Amongst the many draws to beautiful Carmel is the easy hour and a half drive from the heart of Silicon Valley. This proximity became forefront to Silicon Valley buyers again during the pandemic and both Carmel and Pebble Beach enjoyed the strongest demand and sales prices they have seen in a decade.  We project moderate growth for Carmel as the gains of 2020 are unlikely to be replicated in 2021, but strong demand will remain. Carmel had one of the strongest 2020s of any micro market, with the number of sales up over 25% and the average price of a home increasing by 17%.  This revival of Carmel real estate likely is sustainable, as less traffic is making this once two-hour trip down to just 1.5 hours. As the owner of a home in Carmel for over ten years, I have felt that it was undervalued until the pandemic reignited interest.

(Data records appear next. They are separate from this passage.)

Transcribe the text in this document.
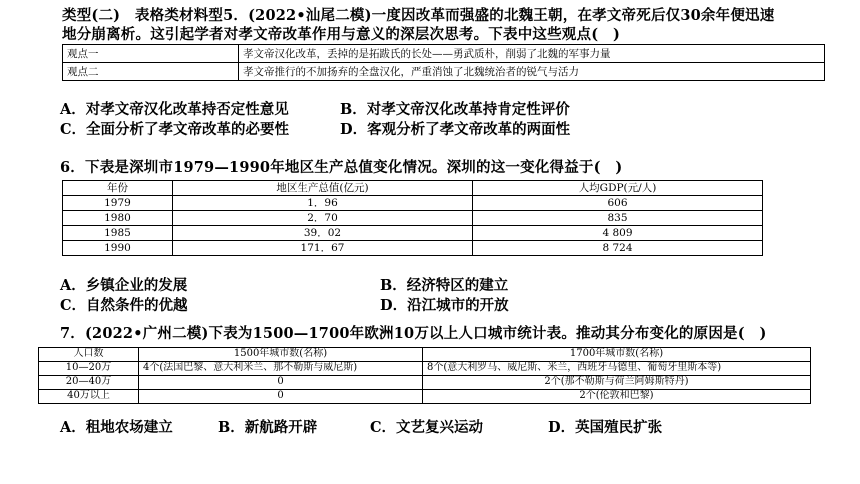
类型(二)　表格类材料型5．(2022•汕尾二模)一度因改革而强盛的北魏王朝，在孝文帝死后仅30余年便迅速
地分崩离析。这引起学者对孝文帝改革作用与意义的深层次思考。下表中这些观点(　)
观点一	孝文帝汉化改革，丢掉的是拓跋氏的长处——勇武质朴，削弱了北魏的军事力量
观点二	孝文帝推行的不加扬弃的全盘汉化，严重消蚀了北魏统治者的锐气与活力
A．对孝文帝汉化改革持否定性意见	B．对孝文帝汉化改革持肯定性评价
C．全面分析了孝文帝改革的必要性	D．客观分析了孝文帝改革的两面性
6．下表是深圳市1979—1990年地区生产总值变化情况。深圳的这一变化得益于(　)
年份	地区生产总值(亿元)	人均GDP(元/人)
1979	1．96	606
1980	2．70	835
1985	39．02	4 809
1990	171．67	8 724
A．乡镇企业的发展	B．经济特区的建立
C．自然条件的优越	D．沿江城市的开放
7．(2022•广州二模)下表为1500—1700年欧洲10万以上人口城市统计表。推动其分布变化的原因是(　)
人口数	1500年城市数(名称)	1700年城市数(名称)
10—20万	4个(法国巴黎、意大利米兰、那不勒斯与威尼斯)	8个(意大利罗马、威尼斯、米兰，西班牙马德里、葡萄牙里斯本等)
20—40万	0	2个(那不勒斯与荷兰阿姆斯特丹)
40万以上	0	2个(伦敦和巴黎)
A．租地农场建立	B．新航路开辟	C．文艺复兴运动	D．英国殖民扩张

A close-up of ripe grapes hanging on the vine in a lush vineyard, showcasing their vibrant color and healthy growth.


Napa and Sonoma Counties

The powerful impact of the pandemic almost made me forget about the past fires in Napa and Sonoma.  It seems I was not the only one as home buyers’ interest in the areas sparked a renaissance of demand for Napa homes from June through September and prices rose significantly. However, the Glass Fire in October, which consumed more than 630 residences and wine country icons such as the Restaurant at Meadowood and Calistoga Ranch, left their mark.  Thus, while prices did go up in 2020, the appreciation is less than other regions due to the ongoing and seemingly worsening threat of wildfires. With climate change likely exacerbating an already arid climate, I am pessimistic on the appreciation potential of the Wine Country. My only recommendation to purchase a second home there is reserved for those clients who can pay all cash and afford the risk of self-insuring, thereby avoiding the astronomic costs of fire insurance, which can range from $20,000 to $100,000 annually on estate properties. While home prices in Napa and Sonoma County increased by 7% in 2020, we forecast much lower appreciation for 2021 as the wild fires seem like an inherent and frequent risk endemic to this housing market.

A white building adorned with vibrant red flowers along its side, creating a striking visual contrast.


Santa Barbara and Montecito

My love affair with real estate began whilst studying Mathematics and Economics at UCSB, where I would exhaustively analyze local market data of the area. I always felt this area was undervalued relative to other elite areas such as Aspen, Atherton, or Newport.  Within Silicon Valley, affluent buyers pay in excess of $20M to $30M, yet only acquire a little over an acre in Atherton with a newer home. In addition to a more tropical climate, you get a lot more home for your money. To point to this reality, take a Montecito estate, owned by a cofounder of Kleiner Perkins, which sold in December 2020 for $32M. Several of my clients expressed envy at the relative affordability of this palatial offering, a very gracious Renaissance inspired Villa of nearly 20,000 square feet on 12 flat acres. Despite the area’s experiences with natural disasters as evidenced in the, fortunate contained, fire in Montecito, but later tragic mudslides that killed 23 people and destroyed many homes, hundreds of millions of insurance dollars were used to address the root causes of the erosion and debris flow. With the insurance proceeds judiciously used to eliminate many of the fixable causes of the mudslides, the likelihood of future mudslides is extremely low. Though prices took a hit after the mudslides, the area saw a strong increase in 2020 and my assessment is that favorable appreciation will continue as Bay Area entrepreneurs and venture capitalists increasingly recognize that the stunning American Riviera can be reached in less than an hour by private jet. Typically, a second-home market for LA residents, agents are reporting burgeoning interest from Silicon Valley buyers. With average sales prices increasing by 16% in 2020, this market still seems poised for double-digit appreciation in 2021. Recently, I enjoyed flying down in an aircraft and showing clients beautiful oceanfront homes at relatively reasonable prices.